「10の最も報じられなかった人道的危機」は、アメリカのテレビニュースを分析するオンラインジャーナル、The Tyndall Reportを発行するアンドリュー・ティンドル氏の協力を得ながら、国境なき医師団が作成。活動を通じて直面する数多くの人道的危機のうち、その深刻さに対しとりわけ報道される機会が少ないものを選定しています。
今回取り上げた国・地域や背景が、アメリカ3大テレビネットワークの毎晩のニュース番組で取り上げられた時間は、2007年1月から11月までを合計しても、わずか18分間にすぎませんでした。中でもチェチェン、スリランカ、中央アフリカ共和国についての報道は皆無でした。
国境なき医師団は、スーダンに深刻な飢餓が広がっていた1998年、世界各地の深刻な人道的危機に光が当たらず、伝えられない状況に警鐘を鳴らすため、初めて「10の最も報じられなかった人道的危機」を発表し、以来10年間にわたり続けてきました。
メディア報道には、人びとを苦境から救う変化を生み出すための大きな影響力があります。世界の人びとが真実を知り、行動を起こすことで為政者の決定に影響を与えることができるからです。またメディアに取り上げられることで、人道援助の規模が拡大されたり、援助を行う上での障壁が取り除かれることもあるのです。
ニュースには流れない危機が存在することを多くの方に知っていただき、支援の手を差し伸べていただけることを願っています。


国境なき医師団(MSF)は、1971年にフランスで設立された非営利で国際的な民間の医療・人道援助団体です。緊急医療援助を主な目的とし、世界約70ヵ国に年間約4,700人の医師、看護師、助産師らを派遣して、危機に瀕した人々に医療援助活動を行っています。

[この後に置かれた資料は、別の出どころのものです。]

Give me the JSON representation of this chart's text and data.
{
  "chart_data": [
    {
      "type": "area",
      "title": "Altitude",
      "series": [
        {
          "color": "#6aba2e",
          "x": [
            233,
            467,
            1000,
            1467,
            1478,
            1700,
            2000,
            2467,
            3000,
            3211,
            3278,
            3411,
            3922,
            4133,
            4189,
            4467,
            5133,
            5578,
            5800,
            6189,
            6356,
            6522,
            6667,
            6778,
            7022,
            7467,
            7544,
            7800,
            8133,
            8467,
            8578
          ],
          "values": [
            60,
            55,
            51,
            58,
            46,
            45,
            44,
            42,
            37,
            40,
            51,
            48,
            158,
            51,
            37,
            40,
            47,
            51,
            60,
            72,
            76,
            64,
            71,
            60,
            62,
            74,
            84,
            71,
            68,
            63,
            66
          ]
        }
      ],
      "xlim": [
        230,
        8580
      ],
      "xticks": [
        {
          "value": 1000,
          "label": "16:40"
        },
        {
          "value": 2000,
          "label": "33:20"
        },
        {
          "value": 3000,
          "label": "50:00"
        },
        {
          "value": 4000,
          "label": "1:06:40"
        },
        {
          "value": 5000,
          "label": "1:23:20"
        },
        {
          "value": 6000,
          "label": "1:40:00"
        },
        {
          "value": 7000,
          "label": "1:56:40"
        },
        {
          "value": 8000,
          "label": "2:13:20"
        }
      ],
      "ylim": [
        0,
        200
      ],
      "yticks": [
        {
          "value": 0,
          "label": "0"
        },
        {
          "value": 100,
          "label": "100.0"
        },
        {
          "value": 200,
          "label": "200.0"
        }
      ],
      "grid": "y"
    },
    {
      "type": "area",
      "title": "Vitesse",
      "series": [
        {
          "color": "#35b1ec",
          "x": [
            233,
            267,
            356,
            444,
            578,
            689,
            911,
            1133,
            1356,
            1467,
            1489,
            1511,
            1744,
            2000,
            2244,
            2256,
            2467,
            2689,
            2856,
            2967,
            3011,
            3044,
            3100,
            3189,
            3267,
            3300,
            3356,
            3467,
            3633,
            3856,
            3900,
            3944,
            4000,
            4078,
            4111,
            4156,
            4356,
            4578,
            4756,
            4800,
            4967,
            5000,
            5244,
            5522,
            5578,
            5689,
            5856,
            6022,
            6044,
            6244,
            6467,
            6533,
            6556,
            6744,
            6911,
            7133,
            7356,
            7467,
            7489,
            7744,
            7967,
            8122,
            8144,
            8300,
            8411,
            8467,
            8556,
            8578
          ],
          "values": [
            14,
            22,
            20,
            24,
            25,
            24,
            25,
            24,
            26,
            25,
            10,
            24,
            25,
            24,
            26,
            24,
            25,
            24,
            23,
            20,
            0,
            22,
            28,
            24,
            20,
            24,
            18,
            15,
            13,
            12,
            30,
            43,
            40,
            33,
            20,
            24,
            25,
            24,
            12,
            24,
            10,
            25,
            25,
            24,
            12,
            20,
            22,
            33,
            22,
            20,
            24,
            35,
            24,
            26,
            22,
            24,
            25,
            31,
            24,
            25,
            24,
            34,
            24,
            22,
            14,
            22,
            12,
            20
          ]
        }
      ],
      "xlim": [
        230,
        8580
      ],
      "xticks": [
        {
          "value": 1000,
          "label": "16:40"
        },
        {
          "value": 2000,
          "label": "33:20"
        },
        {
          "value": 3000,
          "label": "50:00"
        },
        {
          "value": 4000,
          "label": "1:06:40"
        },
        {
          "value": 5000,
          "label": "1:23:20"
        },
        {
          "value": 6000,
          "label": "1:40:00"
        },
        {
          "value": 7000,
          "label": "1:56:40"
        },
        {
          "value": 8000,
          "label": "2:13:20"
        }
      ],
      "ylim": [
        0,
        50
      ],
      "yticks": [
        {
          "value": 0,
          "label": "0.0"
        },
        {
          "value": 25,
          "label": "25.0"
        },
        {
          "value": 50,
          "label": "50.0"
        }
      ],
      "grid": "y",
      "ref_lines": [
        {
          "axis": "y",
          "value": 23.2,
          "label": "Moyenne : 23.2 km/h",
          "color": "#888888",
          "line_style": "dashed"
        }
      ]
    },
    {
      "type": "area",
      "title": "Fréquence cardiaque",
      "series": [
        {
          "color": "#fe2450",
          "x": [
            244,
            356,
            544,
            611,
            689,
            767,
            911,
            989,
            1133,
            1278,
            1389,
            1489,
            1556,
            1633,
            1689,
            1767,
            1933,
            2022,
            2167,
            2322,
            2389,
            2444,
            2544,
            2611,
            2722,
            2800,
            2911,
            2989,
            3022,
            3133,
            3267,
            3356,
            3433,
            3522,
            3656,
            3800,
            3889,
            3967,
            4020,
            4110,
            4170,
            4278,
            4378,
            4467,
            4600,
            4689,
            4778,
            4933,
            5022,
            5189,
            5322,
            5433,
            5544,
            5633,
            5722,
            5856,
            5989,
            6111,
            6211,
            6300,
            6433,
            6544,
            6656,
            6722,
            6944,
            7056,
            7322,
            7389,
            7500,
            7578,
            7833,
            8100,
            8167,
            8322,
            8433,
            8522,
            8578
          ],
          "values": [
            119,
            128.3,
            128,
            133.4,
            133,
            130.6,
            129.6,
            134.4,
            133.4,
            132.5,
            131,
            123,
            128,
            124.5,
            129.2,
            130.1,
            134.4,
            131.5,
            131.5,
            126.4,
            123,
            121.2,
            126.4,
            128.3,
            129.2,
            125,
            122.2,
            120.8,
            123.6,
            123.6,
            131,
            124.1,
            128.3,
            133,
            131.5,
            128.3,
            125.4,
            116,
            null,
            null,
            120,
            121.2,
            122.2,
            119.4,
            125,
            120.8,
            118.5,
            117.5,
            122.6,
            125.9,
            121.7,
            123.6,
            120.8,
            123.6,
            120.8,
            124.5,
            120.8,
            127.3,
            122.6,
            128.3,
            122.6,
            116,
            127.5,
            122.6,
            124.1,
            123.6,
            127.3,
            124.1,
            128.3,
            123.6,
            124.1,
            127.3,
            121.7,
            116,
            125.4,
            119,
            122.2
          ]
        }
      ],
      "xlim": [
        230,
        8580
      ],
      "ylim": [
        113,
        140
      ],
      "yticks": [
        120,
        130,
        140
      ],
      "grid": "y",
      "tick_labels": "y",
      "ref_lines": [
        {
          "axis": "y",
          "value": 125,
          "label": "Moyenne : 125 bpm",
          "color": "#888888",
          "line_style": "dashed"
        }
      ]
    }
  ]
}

その際、MSFは誰からも干渉や制限を受けることなく、助けを必要としている人々のもとへ向かい、人種、宗教、信条、政治的な関わりを超えて分けへだてなく援助を届けています。
このように、苦境にある人々に、差別することなく「命を救うため」の医療・人道援助活動が評価され、1999年にはノーベル平和賞を受賞しました。

こうした「独立・中立・公平」の援助活動を行うため、活動資金は個人や企業など民間から広く募り、公の資金の割合を抑えています。